Un año atrás me había hecho amigo de una perra asilvestrada ( cosa rara por lo agresivos que son estos animales). Fue durante el invierno; uno de los mas fríos de los últimos años. Tanto cayó la temperatura que las cabras hispánicas bajaron del Puerto del Pico al valle buscando pasto y un poco de abrigo. La perra abandonó a su jauría y se acercó a la residencia en busca de comida y antes de que se comiera una gallina, la alimenté. Desde entonces fuimos amigos. Nunca la acaricie; no se dejaba, y se limitaba a rozar mi mano con su nariz como expresión de cariño. Era un animal grande, del tamaño de un pastor alemán, color caramelo y ya era típico que me esperara en la puerta de salida de la cocina después de almorzar. A esa hora en que el incesante canto de grillos y cigarras invitan a la modorra y a la siesta veraniega, Brava y yo salíamos de caminata. Unas veces el paseo lo dirigía yo; otras veces era ella la guía y simplemente me limitaba a seguirla. Me sentía seguro con ella. Cuando me tocaba a mí dirigir la caminata, generalmente enrumbaba hacia Monbeltrán, para adentrarnos en los viejos robledales, más misteriosos que los bosques de pinos. En ellos todavía se podían ver los corrales de piedra que levantaron los antiguos pastores en la época de las mestas, cuando la trashumancia les obligaba a tener reservorios de frutos secos, casi siempre bellotas y castañas para tener reservas de emergencia en su largo recorrido en busca de mejores pastos para su ganado durante el invierno.

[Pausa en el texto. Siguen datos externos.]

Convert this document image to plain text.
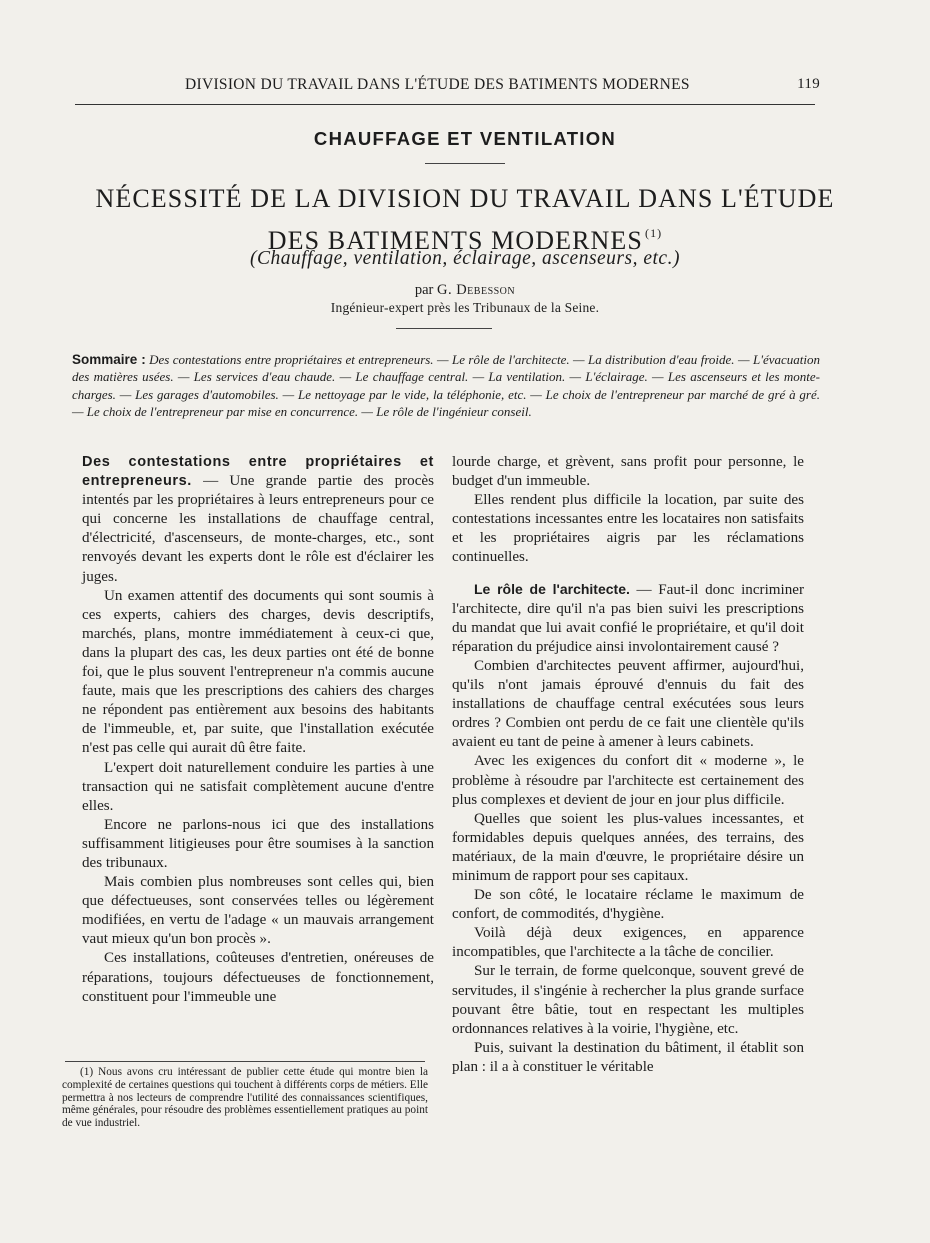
DIVISION DU TRAVAIL DANS L'ÉTUDE DES BATIMENTS MODERNES	119
CHAUFFAGE ET VENTILATION
NÉCESSITÉ DE LA DIVISION DU TRAVAIL DANS L'ÉTUDE
DES BATIMENTS MODERNES $^{(1)}$
(Chauffage, ventilation, éclairage, ascenseurs, etc.)
par G. Debesson
Ingénieur-expert près les Tribunaux de la Seine.
Sommaire : Des contestations entre propriétaires et entrepreneurs. — Le rôle de l'architecte. — La distribution d'eau froide. — L'évacuation des matières usées. — Les services d'eau chaude. — Le chauffage central. — La ventilation. — L'éclairage. — Les ascenseurs et les monte-charges. — Les garages d'automobiles. — Le nettoyage par le vide, la téléphonie, etc. — Le choix de l'entrepreneur par marché de gré à gré. — Le choix de l'entrepreneur par mise en concurrence. — Le rôle de l'ingénieur conseil.

Des contestations entre propriétaires et entrepreneurs. — Une grande partie des procès intentés par les propriétaires à leurs entrepreneurs pour ce qui concerne les installations de chauffage central, d'électricité, d'ascenseurs, de monte-charges, etc., sont renvoyés devant les experts dont le rôle est d'éclairer les juges.

Un examen attentif des documents qui sont soumis à ces experts, cahiers des charges, devis descriptifs, marchés, plans, montre immédiatement à ceux-ci que, dans la plupart des cas, les deux parties ont été de bonne foi, que le plus souvent l'entrepreneur n'a commis aucune faute, mais que les prescriptions des cahiers des charges ne répondent pas entièrement aux besoins des habitants de l'immeuble, et, par suite, que l'installation exécutée n'est pas celle qui aurait dû être faite.

L'expert doit naturellement conduire les parties à une transaction qui ne satisfait complètement aucune d'entre elles.

Encore ne parlons-nous ici que des installations suffisamment litigieuses pour être soumises à la sanction des tribunaux.

Mais combien plus nombreuses sont celles qui, bien que défectueuses, sont conservées telles ou légèrement modifiées, en vertu de l'adage « un mauvais arrangement vaut mieux qu'un bon procès ».

Ces installations, coûteuses d'entretien, onéreuses de réparations, toujours défectueuses de fonctionnement, constituent pour l'immeuble une

lourde charge, et grèvent, sans profit pour personne, le budget d'un immeuble.

Elles rendent plus difficile la location, par suite des contestations incessantes entre les locataires non satisfaits et les propriétaires aigris par les réclamations continuelles.

Le rôle de l'architecte. — Faut-il donc incriminer l'architecte, dire qu'il n'a pas bien suivi les prescriptions du mandat que lui avait confié le propriétaire, et qu'il doit réparation du préjudice ainsi involontairement causé ?

Combien d'architectes peuvent affirmer, aujourd'hui, qu'ils n'ont jamais éprouvé d'ennuis du fait des installations de chauffage central exécutées sous leurs ordres ? Combien ont perdu de ce fait une clientèle qu'ils avaient eu tant de peine à amener à leurs cabinets.

Avec les exigences du confort dit « moderne », le problème à résoudre par l'architecte est certainement des plus complexes et devient de jour en jour plus difficile.

Quelles que soient les plus-values incessantes, et formidables depuis quelques années, des terrains, des matériaux, de la main d'œuvre, le propriétaire désire un minimum de rapport pour ses capitaux.

De son côté, le locataire réclame le maximum de confort, de commodités, d'hygiène.

Voilà déjà deux exigences, en apparence incompatibles, que l'architecte a la tâche de concilier.

Sur le terrain, de forme quelconque, souvent grevé de servitudes, il s'ingénie à rechercher la plus grande surface pouvant être bâtie, tout en respectant les multiples ordonnances relatives à la voirie, l'hygiène, etc.

Puis, suivant la destination du bâtiment, il établit son plan : il a à constituer le véritable

(1) Nous avons cru intéressant de publier cette étude qui montre bien la complexité de certaines questions qui touchent à différents corps de métiers. Elle permettra à nos lecteurs de comprendre l'utilité des connaissances scientifiques, même générales, pour résoudre des problèmes essentiellement pratiques au point de vue industriel.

Al cabo de unos días de estadía, le tocó a Brava dirigir la caminata. Me llevó como siempre por lugares nuevos y, en esta ocasión, hacia un riachuelo de aguas limpias que corría cerca de un camino que nunca antes había visto. Sin más, siguió el camino y yo tras ella. No me preocupaba el regreso, pues Brava se encargaba de dejarme sano y salvo en la residencia para después desaparecer hasta el día siguiente. Metido en mis pensamientos seguí el caminito y en un recodo, a la izquierda, se abrió una explanada que terminaba en el riachuelo y estaba sembrada de varias higueras. A un lado de la explanada saliendo prácticamente de una pequeña colina, había una cabaña de piedra con puerta de madera y una gran cerradura. Las brevas estaban en su mejor momento, todas con su gotita de miel en el extremo grueso del fruto y por la cantidad que había en el suelo, era evidente que nadie las cosechaba. No recuerdo el momento en que la perra desapareció pero no le di importancia. Toda mi atención estaba puesta en las brevas. Recogí las que vi mejores e improvisando un costalillo con mi camisa, me llevé algunas a la orilla del arroyo y, con los pies en remojo, empecé el banquete. Eso era vida... lejos de todo, miel en la boca y un lugar maravilloso; que más.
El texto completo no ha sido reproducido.